In other words, Poingdestre, who had used his forensic skills to thwart the de Carterets, now found that he was threatened by a de Carteret-Dumaresq deal.

But in 1683 Dumaresq reported that the Dean, Clement Le Couteur, had 'so temepered with some of our Jurats Poindexter and Bandinel that they were sure to carry the precedency to sitt in court'.

Tresor

Thus Poingdestre was in England from about March to May in 1682, representing Dumaresq in London and briefing Trumbull on the precedence question. He also took a message from the Dean, Clement Le Couteur, to George Morley, Bishop ofWinchester. Poingdestre knew Morley 'very well', perhaps from his second period at Oxford (1661-1668) when Morley was Dean of Christ Church.

The issue here was abuse of the Tresor: wheat rente, given in the past by 'pious persons' for the upkeep of churches, was being spent on secular purposes like making journeys to England, upkeeping roads etc.

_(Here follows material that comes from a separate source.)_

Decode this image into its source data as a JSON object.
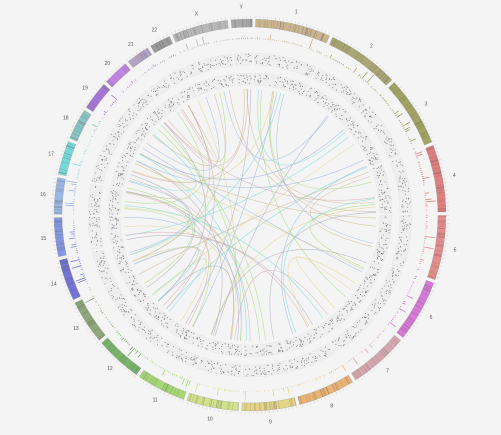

Poingdestre thought such secular expenditure should be made only in cases of urgent necessity. He was carrying a draft to Morley for the King's seal which would ensure that the Church could enjoy its tresor, as was the case in Guernsey. Poingdestre wrote to Leoline Jenkins, Secretary of State, on 17 November 1682; the subject is not known, but it may have been church tresor.

Final years

In 1684 both his children married: Charles to Anne Hilgrove in St Saviour's Church on 20 September; and Elizabeth to George Bandinel in St Martin's Church on 26 October. This must have prompted him to leave the empty nest himself, because on 28 August 1685 he bought a house and land at La Rocque, Grouville, from Jean Filleul, son of Jacques. Filleul would continue to live there during his lifetime and keep a vergee of land.

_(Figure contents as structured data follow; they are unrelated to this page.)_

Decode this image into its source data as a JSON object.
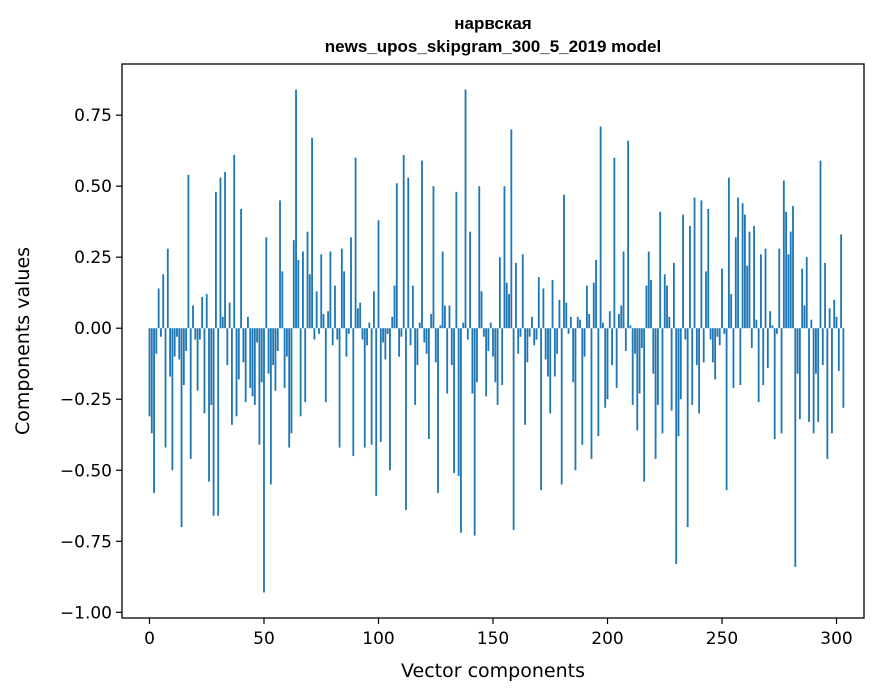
{
  "chart_data": {
    "type": "bar",
    "title": "нарвская",
    "subtitle": "news_upos_skipgram_300_5_2019 model",
    "xlabel": "Vector components",
    "ylabel": "Components values",
    "xlim": [
      -12,
      312
    ],
    "ylim": [
      -1.02,
      0.93
    ],
    "xticks": [
      0,
      50,
      100,
      150,
      200,
      250,
      300
    ],
    "xtick_labels": [
      "0",
      "50",
      "100",
      "150",
      "200",
      "250",
      "300"
    ],
    "yticks": [
      -1.0,
      -0.75,
      -0.5,
      -0.25,
      0.0,
      0.25,
      0.5,
      0.75
    ],
    "ytick_labels": [
      "−1.00",
      "−0.75",
      "−0.50",
      "−0.25",
      "0.00",
      "0.25",
      "0.50",
      "0.75"
    ],
    "bar_color": "#1f77b4",
    "grid": false,
    "values": [
      -0.31,
      -0.37,
      -0.58,
      -0.09,
      0.14,
      -0.03,
      0.19,
      -0.42,
      0.28,
      -0.17,
      -0.5,
      -0.1,
      -0.03,
      -0.11,
      -0.7,
      -0.2,
      -0.08,
      0.54,
      -0.46,
      0.08,
      -0.04,
      -0.22,
      -0.04,
      0.11,
      -0.3,
      0.12,
      -0.54,
      -0.27,
      -0.66,
      0.48,
      -0.66,
      0.53,
      0.04,
      0.55,
      -0.13,
      0.09,
      -0.34,
      0.61,
      -0.31,
      -0.18,
      0.42,
      -0.12,
      -0.26,
      0.04,
      -0.21,
      -0.24,
      -0.27,
      -0.05,
      -0.41,
      -0.19,
      -0.93,
      0.32,
      -0.16,
      -0.55,
      -0.13,
      -0.22,
      -0.08,
      0.45,
      0.2,
      -0.21,
      -0.1,
      -0.42,
      -0.37,
      0.31,
      0.84,
      0.24,
      -0.31,
      0.27,
      -0.26,
      0.34,
      0.19,
      0.67,
      -0.04,
      0.13,
      -0.02,
      0.26,
      0.05,
      -0.26,
      0.06,
      0.27,
      -0.06,
      0.15,
      -0.04,
      -0.42,
      0.28,
      0.2,
      -0.1,
      -0.02,
      0.32,
      -0.45,
      0.6,
      0.07,
      0.09,
      -0.04,
      -0.42,
      -0.06,
      0.02,
      -0.41,
      0.13,
      -0.59,
      0.38,
      -0.4,
      -0.05,
      -0.11,
      -0.02,
      -0.5,
      0.04,
      0.15,
      0.51,
      -0.1,
      -0.03,
      0.61,
      -0.64,
      0.53,
      -0.06,
      0.15,
      -0.27,
      -0.13,
      0.02,
      0.59,
      -0.05,
      -0.09,
      -0.39,
      0.05,
      0.5,
      -0.12,
      -0.58,
      0.01,
      0.27,
      0.08,
      -0.23,
      0.08,
      -0.13,
      -0.51,
      0.48,
      -0.52,
      -0.72,
      0.02,
      0.84,
      -0.04,
      0.34,
      -0.23,
      -0.73,
      -0.19,
      0.5,
      0.13,
      -0.03,
      -0.24,
      -0.08,
      0.02,
      -0.1,
      -0.19,
      -0.27,
      0.25,
      -0.2,
      0.5,
      0.16,
      0.12,
      0.7,
      -0.71,
      0.23,
      -0.09,
      -0.03,
      0.26,
      -0.34,
      -0.12,
      -0.03,
      0.04,
      -0.06,
      -0.04,
      0.18,
      -0.57,
      0.14,
      -0.11,
      -0.17,
      -0.3,
      0.17,
      -0.17,
      -0.09,
      0.1,
      -0.55,
      0.47,
      0.09,
      -0.02,
      0.04,
      -0.19,
      -0.5,
      0.04,
      0.03,
      -0.41,
      -0.1,
      0.15,
      0.05,
      -0.46,
      0.16,
      0.24,
      -0.38,
      0.71,
      0.02,
      -0.28,
      -0.25,
      0.06,
      -0.13,
      0.6,
      -0.21,
      0.05,
      0.08,
      0.27,
      -0.08,
      0.66,
      0.01,
      -0.27,
      -0.09,
      -0.36,
      -0.23,
      -0.07,
      -0.54,
      0.15,
      0.27,
      0.17,
      -0.16,
      -0.46,
      -0.27,
      0.41,
      -0.37,
      0.19,
      0.15,
      0.04,
      -0.29,
      0.23,
      -0.83,
      -0.38,
      -0.25,
      0.4,
      -0.04,
      -0.7,
      0.36,
      -0.27,
      0.46,
      -0.13,
      -0.3,
      0.45,
      -0.12,
      0.2,
      0.42,
      -0.04,
      -0.12,
      -0.18,
      -0.03,
      -0.06,
      0.21,
      -0.02,
      -0.57,
      0.53,
      0.12,
      -0.21,
      0.32,
      0.46,
      -0.2,
      0.44,
      0.4,
      0.22,
      0.34,
      -0.07,
      0.36,
      0.03,
      -0.26,
      0.26,
      -0.2,
      0.28,
      -0.14,
      0.06,
      0.01,
      -0.39,
      -0.02,
      0.28,
      -0.37,
      0.52,
      0.41,
      0.26,
      0.34,
      0.43,
      -0.84,
      -0.16,
      -0.32,
      0.21,
      0.08,
      0.25,
      -0.33,
      0.03,
      -0.37,
      -0.16,
      -0.33,
      0.59,
      -0.13,
      0.23,
      -0.46,
      0.07,
      -0.37,
      0.1,
      0.04,
      -0.15,
      0.33,
      -0.28
    ]
  }
}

Poingdestre is recorded as occupying Le Mesnage Jean Filleul fils Jacques in 1688, but by 1689 he was occupying Mesnage de Payn, probably the house bought in 1668 by Charles Le Hardy, Constable of Grouville, but unidentified. Possibly the house was inherited by his son, Charles.

On 21 August 1690 the States required M de Vinchelez (a member of the de Carteret family), Mr Dumaresq and Poingdestre, or two of them, with various others, to work incessantly to produce a memorial for the King and Queen, and the Council, on the condition to which the island had been reduced. It is not known whether he contributed to the memorial in this, the last year of his life.

The Rev Philippe Falle was present at Poingdestre's 'last and most Christian Moments', and he buried him at St Saviour on 4 September 1691. The Latin epitaph on Poingdestre's elaborate monument, still to be seen in the church, comes from his son Charles who calls him the best and most loving of fathers.